After the kernel starts, especially after running for a period of time, it is difficult to get large chunks of contiguous memory area by this method, because the method that can obtain large contiguous physical memory by using the above method is to call __get_free_pages, but after the kernel runs for some time, It may be hard to find chunks of physically contiguous memory. If a kernel part does require a large chunk of physically contiguous memory, the best way to do that is to allocate it during the boot process and leave it to yourself.

The way to allocate and preserve memory during startup is to invoke the following APIs:

#include <linux/bootmem.h>

void *alloc_bootmem (unsigned long size);

This function is used to allocate memory regions of the specified size.

void *alloc_bootmem_low (unsigned long size);

This function is used to allocate memory of the specified size in the low-end address area. The low-end address area refers to an address that is less than arch_low_address_limit.

void *alloc_bootmem_pages (unsigned long size);

The function is used to allocate memory regions of a specified size, but the assigned address is addressed to the page.

void *alloc_bootmem_low_pages (unsigned long size); This function is used to allocate memory of the specified size in the low-end address area. The low-end address area refers to an address that is less than arch_low_address_limit. However, the assigned address is addressed to the page.

It is important to note that this allocation is limited, that the use of this allocation of code must be loaded at the start of the system to run, the module is not possible to use this technology.
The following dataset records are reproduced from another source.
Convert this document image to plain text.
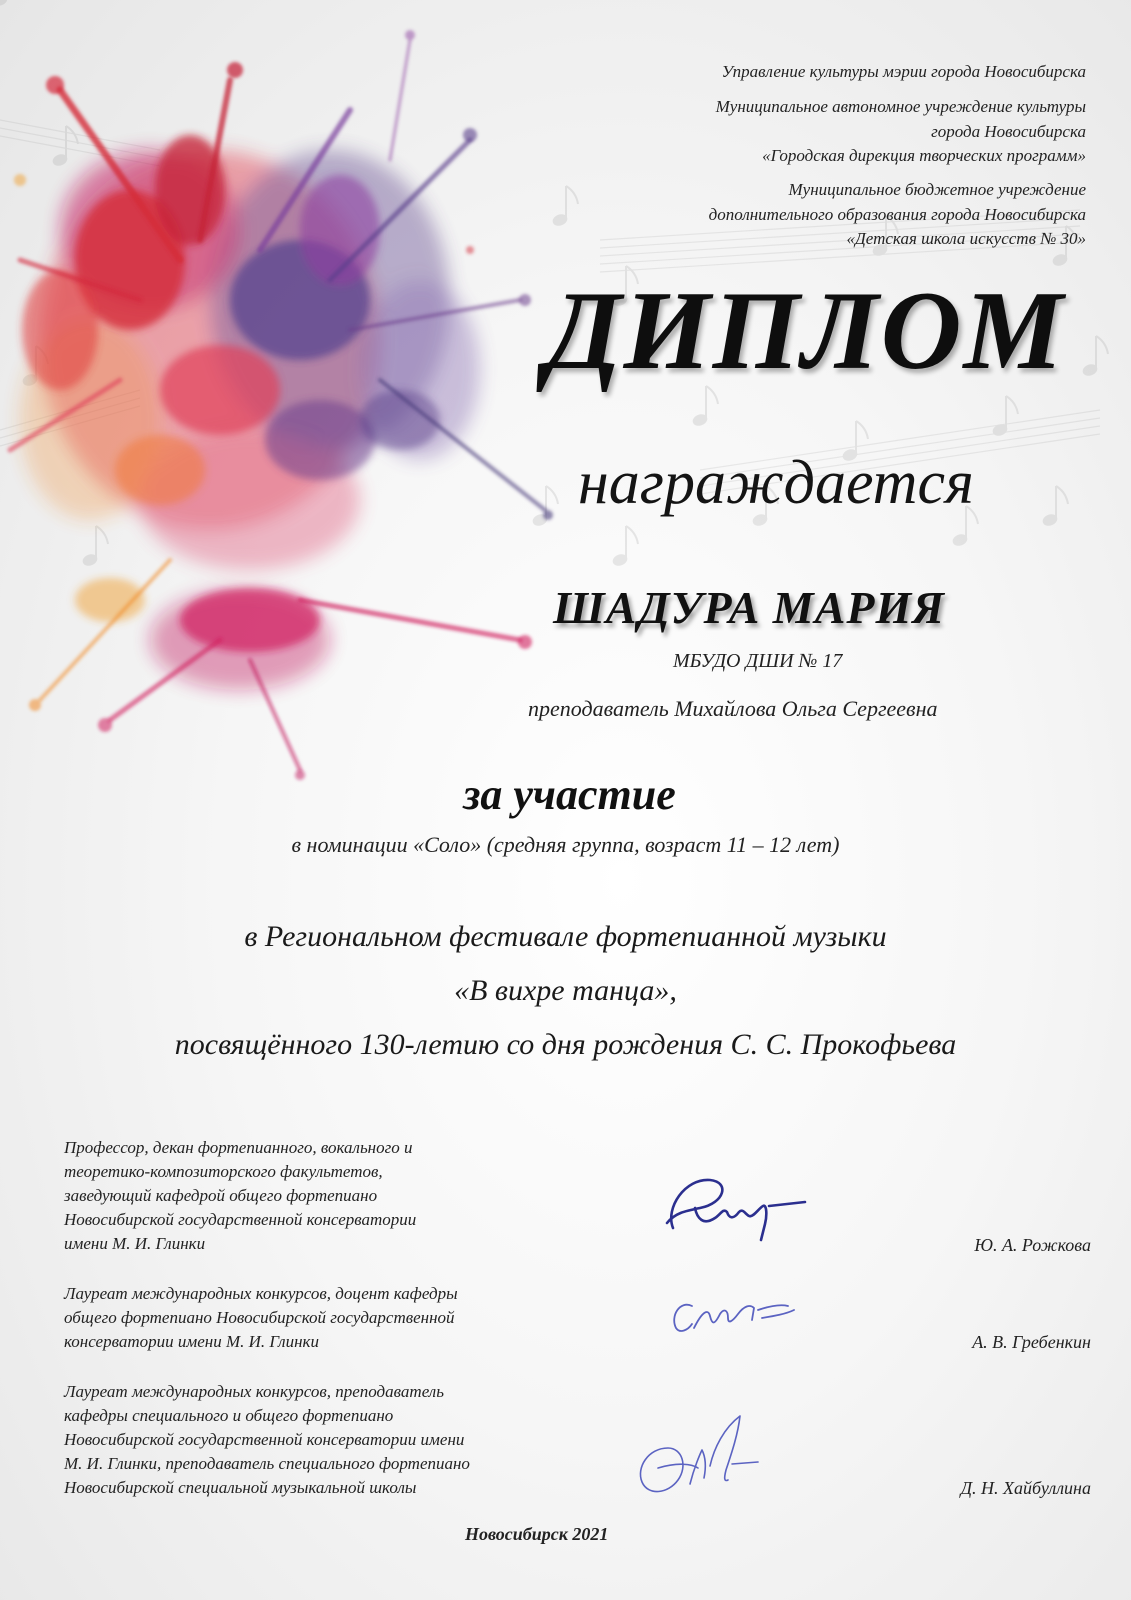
Управление культуры мэрии города Новосибирска
Муниципальное автономное учреждение культуры
города Новосибирска
«Городская дирекция творческих программ»
Муниципальное бюджетное учреждение
дополнительного образования города Новосибирска
«Детская школа искусств № 30»
ДИПЛОМ
награждается
ШАДУРА МАРИЯ
МБУДО ДШИ № 17
преподаватель Михайлова Ольга Сергеевна
за участие
в номинации «Соло» (средняя группа, возраст 11 – 12 лет)
в Региональном фестивале фортепианной музыки
«В вихре танца»,
посвящённого 130-летию со дня рождения С. С. Прокофьева
Профессор, декан фортепианного, вокального и
теоретико-композиторского факультетов,
заведующий кафедрой общего фортепиано
Новосибирской государственной консерватории
имени М. И. Глинки	Ю. А. Рожкова
Лауреат международных конкурсов, доцент кафедры
общего фортепиано Новосибирской государственной
консерватории имени М. И. Глинки	А. В. Гребенкин
Лауреат международных конкурсов, преподаватель
кафедры специального и общего фортепиано
Новосибирской государственной консерватории имени
М. И. Глинки, преподаватель специального фортепиано
Новосибирской специальной музыкальной школы	Д. Н. Хайбуллина
Новосибирск 2021
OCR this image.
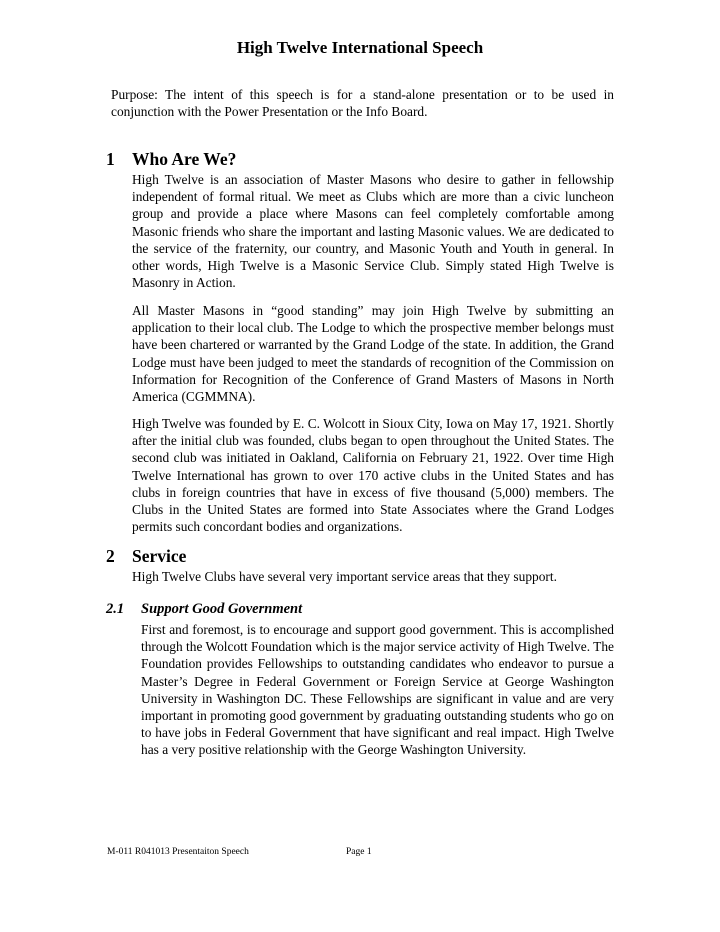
High Twelve International Speech
Purpose: The intent of this speech is for a stand-alone presentation or to be used in conjunction with the Power Presentation or the Info Board.
1 Who Are We?
High Twelve is an association of Master Masons who desire to gather in fellowship independent of formal ritual. We meet as Clubs which are more than a civic luncheon group and provide a place where Masons can feel completely comfortable among Masonic friends who share the important and lasting Masonic values. We are dedicated to the service of the fraternity, our country, and Masonic Youth and Youth in general. In other words, High Twelve is a Masonic Service Club. Simply stated High Twelve is Masonry in Action.
All Master Masons in “good standing” may join High Twelve by submitting an application to their local club. The Lodge to which the prospective member belongs must have been chartered or warranted by the Grand Lodge of the state. In addition, the Grand Lodge must have been judged to meet the standards of recognition of the Commission on Information for Recognition of the Conference of Grand Masters of Masons in North America (CGMMNA).
High Twelve was founded by E. C. Wolcott in Sioux City, Iowa on May 17, 1921. Shortly after the initial club was founded, clubs began to open throughout the United States. The second club was initiated in Oakland, California on February 21, 1922. Over time High Twelve International has grown to over 170 active clubs in the United States and has clubs in foreign countries that have in excess of five thousand (5,000) members. The Clubs in the United States are formed into State Associates where the Grand Lodges permits such concordant bodies and organizations.
2 Service
High Twelve Clubs have several very important service areas that they support.
2.1 Support Good Government
First and foremost, is to encourage and support good government. This is accomplished through the Wolcott Foundation which is the major service activity of High Twelve. The Foundation provides Fellowships to outstanding candidates who endeavor to pursue a Master’s Degree in Federal Government or Foreign Service at George Washington University in Washington DC. These Fellowships are significant in value and are very important in promoting good government by graduating outstanding students who go on to have jobs in Federal Government that have significant and real impact. High Twelve has a very positive relationship with the George Washington University.
M-011 R041013 Presentaiton Speech	Page 1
In addition, the memory allocated by this technology is not visible to the memory management subsystem, so it reduces the available memory of the system.

Memory allocated using this technology can be freed with Free_bootmem, but this release does not release memory to the memory management subsystem (unless you return it to the system before the memory management subsystem initializes).
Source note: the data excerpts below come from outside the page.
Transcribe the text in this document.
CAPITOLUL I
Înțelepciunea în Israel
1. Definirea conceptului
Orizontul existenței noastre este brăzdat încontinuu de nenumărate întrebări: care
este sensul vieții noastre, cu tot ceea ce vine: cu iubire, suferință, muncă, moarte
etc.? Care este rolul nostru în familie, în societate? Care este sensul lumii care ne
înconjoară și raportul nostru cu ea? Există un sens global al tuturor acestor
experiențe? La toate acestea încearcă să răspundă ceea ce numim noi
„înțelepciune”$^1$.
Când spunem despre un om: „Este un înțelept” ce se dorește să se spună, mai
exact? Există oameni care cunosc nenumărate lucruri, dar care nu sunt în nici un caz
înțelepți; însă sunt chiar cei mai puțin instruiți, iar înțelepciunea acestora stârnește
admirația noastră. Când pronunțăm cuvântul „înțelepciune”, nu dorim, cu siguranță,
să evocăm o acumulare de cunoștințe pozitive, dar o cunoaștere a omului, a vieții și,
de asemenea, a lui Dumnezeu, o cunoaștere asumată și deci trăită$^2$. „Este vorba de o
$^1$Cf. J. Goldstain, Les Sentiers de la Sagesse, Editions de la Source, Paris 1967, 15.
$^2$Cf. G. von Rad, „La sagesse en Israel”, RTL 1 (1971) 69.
In addition to using BOOTMEM, a new mechanism has been introduced in the newer kernel to allocate reserved memory during the boot phase, which is memblock. Memblock This part acquires information about all the physical memory of the system in the initialization phase and divides them into two classes, conventional memory and reserved memory, which are normal memory when the memory is just discovered, and the kernel part can request and reserve a memory area by Memblock_alloc this API. by Memblock_free, the corresponding memory regions can be released, and their working mechanism is similar to Bootmem. Different from the Bootmem:

Bootmem needs to be invoked after the Bootmem allocator has been initialized, from the code, BOOTMEM is initialized in Start_kernel->setup_arch->do_init_bootmem, It is not until this step that it can be used. The initialization of Memblock is: EARLY_SETUP->EARLY_INIT_DEVTREE->EARLY_INIT_DT_SCAN_MEMORY_PPC (PPC), in PPC, Early_ Setup was prior to the Start_kernel. From the two functional point of view, it can also be seen in succession, Bootmem is a memory allocator, it requires the use of physical memory, and Memblock is the completion of physical memory detection, so bootmem available point of time must be after memblock Memblock uses a linked list to maintain areas and conventional memory, while Bootmem management uses bitmaps to manage, relatively memblock more flexible (Bootmem each assignment for a search may begin to find a contiguous area that satisfies the assignment from the last assignment-terminated address, As a result, fragmentation can be introduced, and if there is a large number of allocations, the search bitmap is also slow, which is also a simple distributor of the drawbacks, specific details may be referred to the code.